Le labbra quasi si mossero, poi le briciole caddero sulla stuoia; Oliver tentò di nuovo, ma parve avvertire lo sguardo di Miles fisso su di sé e ripose il resto della barra nei pantaloni con un grugnito inintelligibile.
– È… è stato ferito quando il Nucleo Fallow è stato preso? – chiese Miles. – Forse una ferita alla testa?
– Il Nucleo Fallow non è stato preso con la forza, ragazzo – lo corresse Oliver, scuotendo il capo.
– Ma è stato detto che è caduto il 6 ottobre e…
– È caduto il 5 ottobre. Il Nucleo Fallow è stato tradito – dichiarò Oliver, poi gli volse le spalle e si allontanò prima che il suo volto irrigidito potesse rivelare qualsiasi emozione.
Dietro di lui Miles s'inginocchiò nel fango ed esalò un lento respiro.
Dunque era così.
Questa era allora la fine della sua impresa?
Avrebbe voluto passeggiare per riflettere meglio, ma camminare lo faceva ancora soffrire troppo quindi si limitò ad allontanarsi un poco zoppicando e cercando di non invadere accidentalmente il territorio di qualche grosso gruppo; alla fine si sedette e poi si sdraiò nella polvere, incrociando le mani dietro la testa e fissando il bagliore perlaceo della cupola che li sigillava tutti al suo interno come un coperchio. In quella posizione considerò tutte e tre le opzioni che aveva a disposizione, soppesandole con cura… una cosa che non richiese molto tempo.
Pensavo che non credessi più nella divisione fra buoni e cattivi, si rimproverò. Era venuto qui con la convinzione di aver ormai cauterizzato le proprie emozioni a titolo di autoprotezione, ma adesso cominciava a sentire l'imparzialità coltivata con tanta cura che iniziava a dissolversi, cominciava ad odiare quella cupola in maniera veramente intima e personale: esteticamente elegante, in essa la forma era unita alla funzione con la stessa perfezione ritrovabile in un guscio d'uovo… una meraviglia della fisica trasformata in uno strumento di tortura.
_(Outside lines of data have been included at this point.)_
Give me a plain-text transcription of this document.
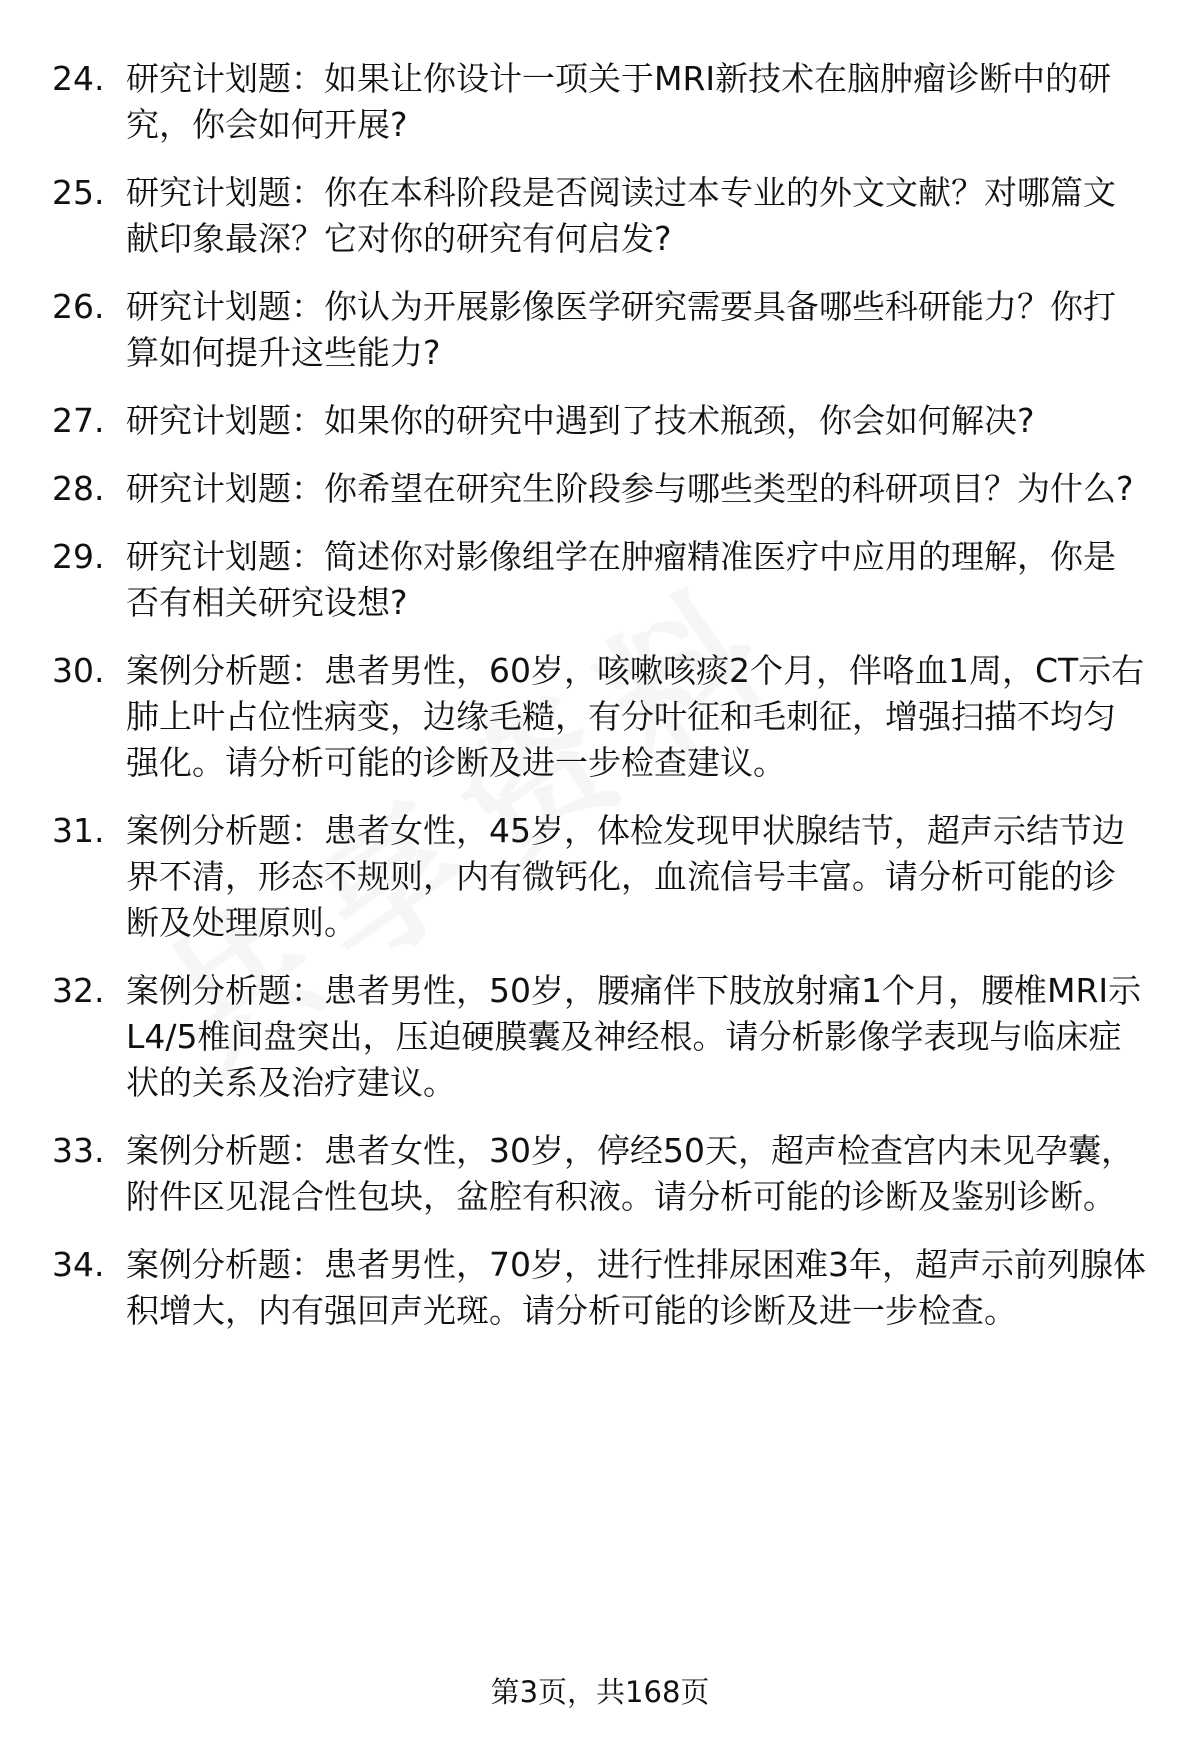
24. 研究计划题：如果让你设计一项关于MRI新技术在脑肿瘤诊断中的研究，你会如何开展?
25. 研究计划题：你在本科阶段是否阅读过本专业的外文文献？对哪篇文献印象最深？它对你的研究有何启发?
26. 研究计划题：你认为开展影像医学研究需要具备哪些科研能力？你打算如何提升这些能力?
27. 研究计划题：如果你的研究中遇到了技术瓶颈，你会如何解决?
28. 研究计划题：你希望在研究生阶段参与哪些类型的科研项目？为什么?
29. 研究计划题：简述你对影像组学在肿瘤精准医疗中应用的理解，你是否有相关研究设想?
30. 案例分析题：患者男性，60岁，咳嗽咳痰2个月，伴咯血1周，CT示右肺上叶占位性病变，边缘毛糙，有分叶征和毛刺征，增强扫描不均匀强化。请分析可能的诊断及进一步检查建议。
31. 案例分析题：患者女性，45岁，体检发现甲状腺结节，超声示结节边界不清，形态不规则，内有微钙化，血流信号丰富。请分析可能的诊断及处理原则。
32. 案例分析题：患者男性，50岁，腰痛伴下肢放射痛1个月，腰椎MRI示L4/5椎间盘突出，压迫硬膜囊及神经根。请分析影像学表现与临床症状的关系及治疗建议。
33. 案例分析题：患者女性，30岁，停经50天，超声检查宫内未见孕囊，附件区见混合性包块，盆腔有积液。请分析可能的诊断及鉴别诊断。
34. 案例分析题：患者男性，70岁，进行性排尿困难3年，超声示前列腺体积增大，内有强回声光斑。请分析可能的诊断及进一步检查。
第3页，共168页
Una tortura sottile… Miles ripensò alle regole stabilite dalla Commissione di Giustizia Interstellare per il trattamento dei prigionieri di guerra, regole che lo stesso Cetaganda aveva firmato. Un determinato numero di metri quadrati di spazio per persona… sì, questo era stato di certo fornito nel campo; nessun prigioniero doveva restare isolato per un periodo di tempo superiore alle ventiquattr'ore… qui non si poteva trovare solitudine di sorta tranne che rifugiandosi nella follia; nessun periodo di oscurità di durata maggiore di ventiquattr'ore… regola facile da aggirare, qui i periodi di oscurità non esistevano affatto ed erano sostituiti da un perenne bagliore meridiano; niente percosse… le guardie potevano affermare in tutta sincerità di non aver mai posato una sola mano addosso ai prigionieri, perché si erano limitate a guardare mentre essi si picchiavano a vicenda. Gli stupri, strettamente vietati dalle regole, erano senza dubbio stati gestiti nello stesso modo.